A healthy natural environment, where people breathe clean air, drink clean water and enjoy the beauty of the natural world, lies at the heart of the society and the economy Liberal Democrats want to create. Yet nature is under threat: unsustainable farming practices are depleting the soil and, together with air and water pollution, contributing to a rapid decline in the numbers of insects, birds and other animals. One in seven UK species are at risk of extinction.

We will protect the natural environment and reverse biodiversity loss at the same time as combating climate change. We will support farmers to protect and restore the natural environment alongside their critical roles in producing food, providing employment and promoting tourism, leisure and health and wellbeing. We will:

  • Introduce a Nature Act to restore the natural environment through setting legally binding near-term and long-term targets for improving water, air, soil and biodiversity, and supported by funding streams of at least £18 billion over five years.
  • Combat climate change, and benefit nature and people by coordinating the planting of 60 million trees a year and introducing requirements for the greater use of sustainably harvested wood in construction.
  • Invest in large scale restoration of peatlands, heathland, native woodlands, saltmarshes, wetlands and coastal waters, helping to absorb carbon, protect against floods, improve water quality and protect habitats, including through piloting ‘rewilding’ approaches.
  • Reduce basic agricultural support payments to the larger recipients and redeploy the savings to support the public goods that come from effective land management, including restoring nature and protecting the countryside, preventing flooding and combating climate change through measures to increase soil carbon and expand native woodland.
  • Introduce a National Food Strategy, including the use of public procurement policy, to promote the production and consumption of healthy, sustainable and affordable food and cut down on food waste.
  • Support producers by broadening the remit of the Groceries Code Adjudicator and supporting them with access to markets.
  • Significantly increase the amount of accessible green space, including protecting up to a million acres, completing the coastal path, exploring a ‘right to roam’ for waterways and creating a new designation of National Nature Parks.
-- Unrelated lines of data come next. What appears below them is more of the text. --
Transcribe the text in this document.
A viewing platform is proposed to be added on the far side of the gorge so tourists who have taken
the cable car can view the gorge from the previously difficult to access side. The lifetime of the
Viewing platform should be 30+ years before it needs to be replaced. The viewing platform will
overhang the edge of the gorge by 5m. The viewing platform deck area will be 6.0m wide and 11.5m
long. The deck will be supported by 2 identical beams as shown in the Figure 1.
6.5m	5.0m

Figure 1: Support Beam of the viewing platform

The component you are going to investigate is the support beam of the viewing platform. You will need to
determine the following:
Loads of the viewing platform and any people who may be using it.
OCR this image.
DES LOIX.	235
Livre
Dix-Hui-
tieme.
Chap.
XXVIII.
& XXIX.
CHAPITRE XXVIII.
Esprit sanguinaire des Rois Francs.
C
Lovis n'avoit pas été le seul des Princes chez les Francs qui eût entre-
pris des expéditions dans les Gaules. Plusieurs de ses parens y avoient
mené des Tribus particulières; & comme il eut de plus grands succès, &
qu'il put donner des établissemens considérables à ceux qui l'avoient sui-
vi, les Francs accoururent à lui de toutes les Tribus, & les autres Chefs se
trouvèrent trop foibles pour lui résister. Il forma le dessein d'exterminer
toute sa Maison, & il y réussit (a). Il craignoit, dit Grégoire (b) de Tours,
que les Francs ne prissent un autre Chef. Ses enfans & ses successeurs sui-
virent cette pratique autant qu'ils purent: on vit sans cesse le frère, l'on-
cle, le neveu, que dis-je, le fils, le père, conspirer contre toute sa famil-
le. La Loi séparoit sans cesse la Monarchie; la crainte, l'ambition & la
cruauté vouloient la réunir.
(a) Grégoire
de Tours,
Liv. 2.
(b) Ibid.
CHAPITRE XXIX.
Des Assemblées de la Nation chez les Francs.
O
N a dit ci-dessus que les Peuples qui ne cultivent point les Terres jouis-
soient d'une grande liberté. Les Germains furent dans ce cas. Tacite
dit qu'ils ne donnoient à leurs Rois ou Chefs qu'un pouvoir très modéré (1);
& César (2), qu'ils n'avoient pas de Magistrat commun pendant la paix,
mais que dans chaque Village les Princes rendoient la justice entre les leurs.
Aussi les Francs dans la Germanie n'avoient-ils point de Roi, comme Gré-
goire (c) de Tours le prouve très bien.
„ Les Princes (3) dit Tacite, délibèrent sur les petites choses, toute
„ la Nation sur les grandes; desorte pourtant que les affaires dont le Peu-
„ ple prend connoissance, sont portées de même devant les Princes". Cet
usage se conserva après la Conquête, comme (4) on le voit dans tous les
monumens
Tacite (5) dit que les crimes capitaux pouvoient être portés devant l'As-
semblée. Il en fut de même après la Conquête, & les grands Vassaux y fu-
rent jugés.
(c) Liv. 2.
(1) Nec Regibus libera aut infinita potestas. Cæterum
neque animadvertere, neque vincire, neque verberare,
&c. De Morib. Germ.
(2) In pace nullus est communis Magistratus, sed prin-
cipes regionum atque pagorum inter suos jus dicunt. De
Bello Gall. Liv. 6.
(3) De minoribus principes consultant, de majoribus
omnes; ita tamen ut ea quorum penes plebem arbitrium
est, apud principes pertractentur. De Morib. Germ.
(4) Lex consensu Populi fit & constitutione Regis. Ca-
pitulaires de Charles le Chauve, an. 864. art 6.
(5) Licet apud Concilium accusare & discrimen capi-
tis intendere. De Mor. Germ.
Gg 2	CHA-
  • Give the Local Green Space designation the force of law.
  • Protect and restore England’s lakes, rivers and wetlands, including through reform of water management and higher water efficiency standards, and establish a ‘blue belt’ of marine protected areas covering at least 50 per cent of UK waters by 2030, in partnership with UK overseas territories.
  • Create a new ‘British Overseas Ecosystems Fund’ for large-scale environmental restoration projects in the UK Overseas Territories and sovereign bases, home to 94 per cent of our unique wildlife.
  • Establish a £5 billion fund for flood prevention and climate adaptation over the course of the parliament to improve flood defences, and introduce high standards for flood resilience for buildings and infrastructure in flood risk areas.
  • Ensure that sustainability lies at the heart of fisheries policy, rebuilding depleted fish stocks to achieve their former abundance. Fishers, scientists and conservationists should all be at the centre of a decentralised and regionalised fisheries management system. Immigration policy should also be flexible enough to ensure that both the catching and processing sectors have access to the labour they need.
  • Increase the budget for the Department for the Environment, Food and Rural Affairs, ensuring that agencies such as Natural England and the Environment Agency are properly funded.